# aliquote.org

In an older post I showed how we could fit a Logistic regression using Racket builtin linear algebra routines.

It is not difficult to import a CSV file and get a working Table for a Logistic regression model, or any other model from the Exponential family really. Here’s how I did for the classical low birth weight dataset from Hosmer & Lemeshow1, where I consider a single predictor (age of the mother):2

data = Import["~/Documents/work/tutors/CESAM/cours/Stata/birthwt2.csv"];
dt = data[[2 ;;, {2, 1}]];
m = GeneralizedLinearModelFit[dt, x, x, ExponentialFamily -> "Binomial"];


Note that we could also use SemanticImport to get a “Dataset” structured array, but since it is not callable from GeneralizedLinearModelFit, let’s stay with classical list of lists. From here now, almost all we need is now available in our “FittedModel” m, and we can even display the regression equation using the following incantation:

m // Normal


Now, what I really want is to display the logistic fitted curve together with observed proportions of low birth weights (< 2.5 kg) at each decile of age (see my other post to get an idea of this observed vs. fitted proportion display). In Mathematica, there are some grouping and binning functions (AggregatedEntityClass, SplitBy, GatherBy, BinLists, BinCounts) or one could also rely on histogram binning.

First we need to add a column indicating to which decile each value of age belongs to. Here is my solution, which relies on the empirical distribution function instead of the Quantile function. This is partly inspired by a solution proposed by Sjoerd C. de Vries to a similar problem:

ecdf = EmpiricalDistribution[dt[[All, 1]]];
f[x_] := 1 + CDF[ecdf, x] 10 // Floor
qvalues = Map[f, dt[[All, 1]]];
qvalues = qvalues /. {11 -> 10}; (* FIXME: account for max value *)

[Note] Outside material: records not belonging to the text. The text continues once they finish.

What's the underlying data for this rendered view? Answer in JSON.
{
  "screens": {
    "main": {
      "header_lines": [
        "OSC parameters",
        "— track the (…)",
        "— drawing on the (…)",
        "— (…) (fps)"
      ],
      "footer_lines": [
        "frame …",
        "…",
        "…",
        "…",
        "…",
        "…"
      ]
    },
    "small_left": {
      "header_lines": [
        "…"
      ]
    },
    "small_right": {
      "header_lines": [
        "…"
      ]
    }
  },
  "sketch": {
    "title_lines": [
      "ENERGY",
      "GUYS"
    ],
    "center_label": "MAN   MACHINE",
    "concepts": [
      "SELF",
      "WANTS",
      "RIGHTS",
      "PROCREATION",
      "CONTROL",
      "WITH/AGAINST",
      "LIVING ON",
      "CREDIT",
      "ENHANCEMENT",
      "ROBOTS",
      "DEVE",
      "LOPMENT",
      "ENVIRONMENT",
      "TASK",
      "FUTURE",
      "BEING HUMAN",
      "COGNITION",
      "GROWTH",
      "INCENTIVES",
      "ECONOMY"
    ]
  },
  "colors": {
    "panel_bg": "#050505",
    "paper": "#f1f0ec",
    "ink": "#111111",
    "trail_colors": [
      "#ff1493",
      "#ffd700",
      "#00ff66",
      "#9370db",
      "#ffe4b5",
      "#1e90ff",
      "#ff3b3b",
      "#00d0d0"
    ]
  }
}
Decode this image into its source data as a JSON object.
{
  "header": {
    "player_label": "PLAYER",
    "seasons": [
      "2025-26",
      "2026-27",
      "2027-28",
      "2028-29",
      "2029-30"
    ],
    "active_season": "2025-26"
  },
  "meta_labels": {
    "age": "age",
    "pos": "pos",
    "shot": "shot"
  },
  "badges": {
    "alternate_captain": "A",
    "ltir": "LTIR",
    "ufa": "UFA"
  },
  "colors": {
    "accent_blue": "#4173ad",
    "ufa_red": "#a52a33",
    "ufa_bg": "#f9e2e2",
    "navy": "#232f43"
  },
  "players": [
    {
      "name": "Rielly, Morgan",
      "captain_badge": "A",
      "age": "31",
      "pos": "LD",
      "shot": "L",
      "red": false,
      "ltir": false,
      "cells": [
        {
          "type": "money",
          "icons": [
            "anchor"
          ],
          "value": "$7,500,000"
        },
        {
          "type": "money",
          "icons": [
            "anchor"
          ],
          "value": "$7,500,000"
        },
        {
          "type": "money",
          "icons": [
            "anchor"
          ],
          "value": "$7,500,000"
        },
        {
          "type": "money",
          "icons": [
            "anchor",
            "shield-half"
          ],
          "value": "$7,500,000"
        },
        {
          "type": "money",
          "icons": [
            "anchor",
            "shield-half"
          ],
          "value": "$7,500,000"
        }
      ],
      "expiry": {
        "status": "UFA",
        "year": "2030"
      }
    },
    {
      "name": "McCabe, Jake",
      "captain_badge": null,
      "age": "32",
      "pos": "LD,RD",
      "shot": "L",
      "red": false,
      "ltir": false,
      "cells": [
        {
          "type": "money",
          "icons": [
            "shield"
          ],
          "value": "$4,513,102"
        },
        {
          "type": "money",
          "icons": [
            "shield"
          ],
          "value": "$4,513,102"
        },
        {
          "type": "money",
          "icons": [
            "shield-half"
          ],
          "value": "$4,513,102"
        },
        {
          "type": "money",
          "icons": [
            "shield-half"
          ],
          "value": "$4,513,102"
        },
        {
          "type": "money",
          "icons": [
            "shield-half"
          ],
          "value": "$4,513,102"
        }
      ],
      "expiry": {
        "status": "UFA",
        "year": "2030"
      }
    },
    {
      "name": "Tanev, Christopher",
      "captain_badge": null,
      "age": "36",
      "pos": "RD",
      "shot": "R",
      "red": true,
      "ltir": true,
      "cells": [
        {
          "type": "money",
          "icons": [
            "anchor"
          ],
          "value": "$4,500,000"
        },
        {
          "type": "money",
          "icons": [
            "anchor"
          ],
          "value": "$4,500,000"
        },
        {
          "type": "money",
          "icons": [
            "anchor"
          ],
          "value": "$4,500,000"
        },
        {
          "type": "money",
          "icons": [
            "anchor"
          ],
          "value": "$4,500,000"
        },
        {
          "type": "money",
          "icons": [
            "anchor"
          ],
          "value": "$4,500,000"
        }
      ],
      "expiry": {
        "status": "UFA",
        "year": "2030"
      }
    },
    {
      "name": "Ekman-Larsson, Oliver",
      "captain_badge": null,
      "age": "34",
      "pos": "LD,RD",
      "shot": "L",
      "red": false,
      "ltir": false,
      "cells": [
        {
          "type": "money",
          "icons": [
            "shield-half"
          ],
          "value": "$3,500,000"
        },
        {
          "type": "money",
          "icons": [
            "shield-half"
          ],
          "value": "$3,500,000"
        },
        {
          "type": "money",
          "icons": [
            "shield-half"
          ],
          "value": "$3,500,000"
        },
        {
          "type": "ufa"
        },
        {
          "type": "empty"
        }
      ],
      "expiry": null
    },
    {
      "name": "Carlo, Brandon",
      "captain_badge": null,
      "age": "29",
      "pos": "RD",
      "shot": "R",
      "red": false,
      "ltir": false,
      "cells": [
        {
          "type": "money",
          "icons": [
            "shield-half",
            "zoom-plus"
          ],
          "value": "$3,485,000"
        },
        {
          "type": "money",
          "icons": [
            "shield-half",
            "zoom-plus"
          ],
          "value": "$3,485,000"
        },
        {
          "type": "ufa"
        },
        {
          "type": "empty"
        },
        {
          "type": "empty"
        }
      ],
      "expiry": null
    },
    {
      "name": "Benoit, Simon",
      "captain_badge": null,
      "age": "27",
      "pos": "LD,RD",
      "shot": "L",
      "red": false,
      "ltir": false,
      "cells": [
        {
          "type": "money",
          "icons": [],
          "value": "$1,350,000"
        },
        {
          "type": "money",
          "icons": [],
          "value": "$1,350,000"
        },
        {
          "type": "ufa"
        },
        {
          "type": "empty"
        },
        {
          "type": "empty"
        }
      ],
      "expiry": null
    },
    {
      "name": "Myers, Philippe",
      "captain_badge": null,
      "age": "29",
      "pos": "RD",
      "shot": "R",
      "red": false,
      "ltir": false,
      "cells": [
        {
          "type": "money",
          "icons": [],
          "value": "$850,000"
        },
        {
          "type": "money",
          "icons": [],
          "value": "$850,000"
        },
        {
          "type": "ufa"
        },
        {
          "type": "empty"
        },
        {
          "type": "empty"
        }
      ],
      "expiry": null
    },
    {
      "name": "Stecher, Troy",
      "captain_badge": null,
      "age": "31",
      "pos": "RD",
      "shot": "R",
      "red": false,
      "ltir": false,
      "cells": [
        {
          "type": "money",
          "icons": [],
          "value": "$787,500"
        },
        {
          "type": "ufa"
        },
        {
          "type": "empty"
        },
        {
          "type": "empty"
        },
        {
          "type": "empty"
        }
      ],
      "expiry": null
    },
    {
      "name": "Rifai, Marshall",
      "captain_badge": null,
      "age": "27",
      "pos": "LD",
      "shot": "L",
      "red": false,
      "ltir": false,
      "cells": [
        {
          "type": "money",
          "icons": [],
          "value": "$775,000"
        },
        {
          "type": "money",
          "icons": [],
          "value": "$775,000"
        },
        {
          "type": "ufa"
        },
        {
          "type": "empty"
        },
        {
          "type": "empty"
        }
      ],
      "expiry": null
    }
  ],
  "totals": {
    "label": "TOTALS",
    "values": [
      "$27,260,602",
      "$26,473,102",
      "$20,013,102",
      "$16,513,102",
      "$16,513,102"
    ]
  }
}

Here, an instruction like MapThread[Append, {dt, qvalues}] will simply append a new column holding the decile index for each row. We would like, however, to replace each decile index with the corresponding class center from the real values, which can be computed as follows:

tens = Quantile[dt[[All, 1]], Range[0, 1, .1]];
centers = Total[{Most[tens], Differences[tens]/2}];


Then, we need a replacement rule to tell Mathematica how to perform the desired mapping:

SetAttributes[g, Listable]
g[a_, b_] := a -> b


Finally, we will add a new column to our data set to reflect class membership for each observation, and plot both the prediction and the mean observed frequencies for each decile:

dt = MapThread[Append, {dt, qvalues /. g[Table[x, {x, 10}], centers]}]
obs = GroupBy[Sort[dt[[All, 2 ;;]]], Last -> First, Mean]
Show[ListPlot[obs], Plot[m[x], {x, 14, 45}], AxesLabel -> {"Age", "Pr(low)"}] ♪ Daft Punk • Da Funk

1. David W. Hosmer and Stanley Lemeshow, Applied Logistic Regression, Wiley, 2000. ↩︎

2. Note that the response variable comes last, unlike Stata’s model formulation. ↩︎